You could consider the fuzzyjoin
package in merging these two data frames. One approach would be to use str_detect
and see if one Country
string is contained in the other.
library(tidyverse)
library(fuzzyjoin)
mf <- function(a, b) str_detect(a, b) | str_detect(b, a)
fuzzy_semi_join(df1, df2, by = "Country", match_fun = mf)
Continent Country
1 Europe Russia
2 Asia Myanmar (Burma)
3 Africa Benin
4 Africa Botswana
5 Africa Burkina
An inner join will should you how the rows are matched (keeping both Country
columns for comparison):
fuzzy_inner_join(df1, df2, by = "Country", match_fun = mf)
Continent.x Country.x Continent.y Country.y
1 Europe Russia Europe Russian Federation
2 Asia Myanmar (Burma) Asia Myanmar
3 Africa Benin Africa Benin,new
4 Africa Botswana Africa Botswana
5 Africa Burkina Africa Burkina
Upvotes: 0
Reputation: 2770
You can merge on the first five characters. You will need to install the stringr
package
replicating your data
a<- data.frame( Continent=c("Europe","Asia","africa","africa","africa"), Country=c("Russia","Myanmar (Burma)","Benin","Botswana","Burkina"))
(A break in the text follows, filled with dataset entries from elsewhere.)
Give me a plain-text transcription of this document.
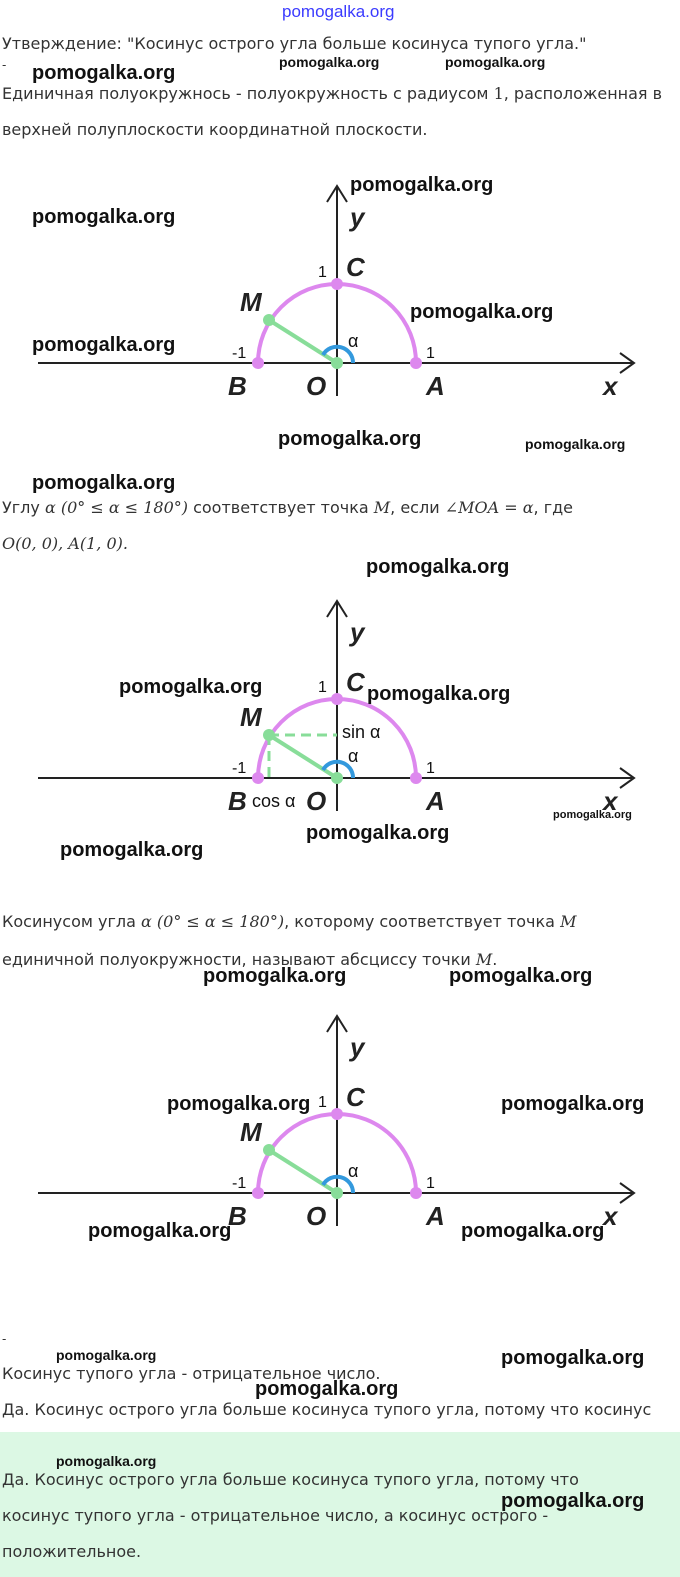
pomogalka.org
Утверждение: "Косинус острого угла больше косинуса тупого угла."
-
Единичная полуокружнось - полуокружность с радиусом 1, расположенная в
верхней полуплоскости координатной плоскости.
y
x
C
M
B O	A
1
-1	1
α
Углу α (0° ≤ α ≤ 180°) соответствует точка M, если ∠MOA = α, где
O(0, 0), A(1, 0).
y
x
C
M
B O	A
1
-1	1
α
sin α
cos α
Косинусом угла α (0° ≤ α ≤ 180°), которому соответствует точка M
единичной полуокружности, называют абсциссу точки M.
y
x
C
M
B O	A
1
-1	1
α
-
Косинус тупого угла - отрицательное число.
Да. Косинус острого угла больше косинуса тупого угла, потому что косинус
Да. Косинус острого угла больше косинуса тупого угла, потому что
косинус тупого угла - отрицательное число, а косинус острого -
положительное.
pomogalka.org	pomogalka.org	pomogalka.org
pomogalka.org
pomogalka.org
pomogalka.org
pomogalka.org
pomogalka.org	pomogalka.org
pomogalka.org
pomogalka.org
pomogalka.org	pomogalka.org
pomogalka.org
pomogalka.org
pomogalka.org
pomogalka.org	pomogalka.org
pomogalka.org	pomogalka.org
pomogalka.org	pomogalka.org
pomogalka.org	pomogalka.org
pomogalka.org
pomogalka.org
pomogalka.org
b <- data.frame( Continent=c("Europe","Asia","africa","africa","africa"), Country=c("Russian Federation","Myanmar","Benin,new","Botswana","Burkina"))
create a variable taking the lower case first five letters
a$key <- stringr::str_extract(tolower(a$Country), "\\b[a-z]{0,5}")
b$key <- stringr::str_extract(tolower(b$Country), "\\b[a-z]{0,5}")
and then merge on the new key (you will probably want to rename your cols before this merge
merge( a , b , by="key")
Upvotes: 2